Which one of the following best completes the argument?

[A]. removing from the herd and destroying any diseased animal as soon as it shows the typical symptoms of advanced BSE
[B]. developing a drug that kills the agent that cause BSE, and then treating with that drug all cattle that might have the disease
[C]. destroying all cattle in areas where BSE occurs and raising cattle only in areas to which BSE is known not to have spread
[D]. developing a vaccine that confers lifelong immunity against BSE and giving it to all cattle, destroying in due course all those animals for which the vaccine protection came too late
[E]. developing a diagnostic test that does identify any infected animal and destroying all animals found to be infected
Answer: A

Read the fragment of the final sentence carefully: The correct choice must describe a program that won’t work. Well, if BSE can be transmitted from cow to cow at any and all stages of the disease, then diseased cows without visible symptoms could be passing BSE around unnoticed. And there’d be no way to identify those cows, since no diagnostic test can identify cows with BSE but without symptoms. Our search for the non-solution doesn’t last long, because (A) is it. Removing and destroying cows that actually showed symptoms wouldn’t control the disease if it can be spread at any stage: Sick cows would already have been passing along the disease before they showed symptoms. So (A)’s plan would not fell the disease.

(B) When you gave (B)’s drug to a cow, it would have no disease-bearing agent to spread to other cows, and the disease couldn’t spread. So if you treated all cattle that might have the disease, you could eradicate it.

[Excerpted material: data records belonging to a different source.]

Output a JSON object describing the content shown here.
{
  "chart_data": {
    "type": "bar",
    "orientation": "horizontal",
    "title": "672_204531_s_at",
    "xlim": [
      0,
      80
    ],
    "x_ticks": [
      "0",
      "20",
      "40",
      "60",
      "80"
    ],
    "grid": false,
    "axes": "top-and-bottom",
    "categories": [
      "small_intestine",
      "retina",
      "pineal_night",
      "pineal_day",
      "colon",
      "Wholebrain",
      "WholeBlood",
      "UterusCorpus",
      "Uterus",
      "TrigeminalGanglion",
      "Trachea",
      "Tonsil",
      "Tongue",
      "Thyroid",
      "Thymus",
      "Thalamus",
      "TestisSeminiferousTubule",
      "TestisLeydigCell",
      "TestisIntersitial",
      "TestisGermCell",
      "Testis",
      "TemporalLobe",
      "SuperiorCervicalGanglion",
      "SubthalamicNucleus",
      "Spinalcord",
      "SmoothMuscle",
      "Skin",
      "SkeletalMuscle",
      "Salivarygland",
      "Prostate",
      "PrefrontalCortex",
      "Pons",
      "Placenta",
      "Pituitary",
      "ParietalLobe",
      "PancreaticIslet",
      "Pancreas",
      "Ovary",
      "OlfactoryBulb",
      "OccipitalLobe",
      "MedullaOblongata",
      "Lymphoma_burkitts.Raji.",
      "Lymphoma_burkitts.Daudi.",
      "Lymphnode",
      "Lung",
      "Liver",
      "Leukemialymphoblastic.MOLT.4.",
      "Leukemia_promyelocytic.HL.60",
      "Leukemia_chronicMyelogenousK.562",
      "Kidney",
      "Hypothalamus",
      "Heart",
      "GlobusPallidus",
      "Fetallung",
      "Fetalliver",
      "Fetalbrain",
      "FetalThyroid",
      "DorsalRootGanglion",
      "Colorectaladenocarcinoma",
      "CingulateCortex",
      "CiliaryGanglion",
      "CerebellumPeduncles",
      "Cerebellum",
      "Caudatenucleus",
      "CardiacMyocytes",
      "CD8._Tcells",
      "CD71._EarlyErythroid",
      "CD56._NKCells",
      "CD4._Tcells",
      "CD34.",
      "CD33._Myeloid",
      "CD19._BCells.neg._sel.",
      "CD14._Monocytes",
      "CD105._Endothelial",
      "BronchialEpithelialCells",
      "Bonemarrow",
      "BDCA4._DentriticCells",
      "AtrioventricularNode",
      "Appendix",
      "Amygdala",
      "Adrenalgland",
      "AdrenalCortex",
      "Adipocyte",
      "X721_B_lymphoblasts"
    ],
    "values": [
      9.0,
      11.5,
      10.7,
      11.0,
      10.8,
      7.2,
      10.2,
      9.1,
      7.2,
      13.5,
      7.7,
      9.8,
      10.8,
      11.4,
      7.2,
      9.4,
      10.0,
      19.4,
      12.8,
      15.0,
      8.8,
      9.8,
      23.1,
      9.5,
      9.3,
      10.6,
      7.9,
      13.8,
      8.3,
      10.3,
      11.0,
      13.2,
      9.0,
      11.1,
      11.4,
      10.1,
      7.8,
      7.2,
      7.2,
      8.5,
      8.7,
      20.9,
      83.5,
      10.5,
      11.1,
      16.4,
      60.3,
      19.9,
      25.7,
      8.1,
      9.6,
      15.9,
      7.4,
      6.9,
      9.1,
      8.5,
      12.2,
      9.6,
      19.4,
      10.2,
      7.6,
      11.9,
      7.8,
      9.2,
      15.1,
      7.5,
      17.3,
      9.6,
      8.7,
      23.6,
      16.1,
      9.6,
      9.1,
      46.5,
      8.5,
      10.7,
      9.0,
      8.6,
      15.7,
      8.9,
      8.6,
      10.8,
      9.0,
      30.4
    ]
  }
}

(C) would work like a charm: All the cows that could possibly be carrying the disease would be eliminated. Sad for the cows, but good for eliminating BSE.

(D), which would immunize the healthy animals and kill off the diseased ones, would have a solid shot at eradicating BSE.

(E) A diagnostic test that could identify the diseased animals right from the start would solve the problem: All diseased animals could be eliminated before they transmitted the disease. Result? No more BSE.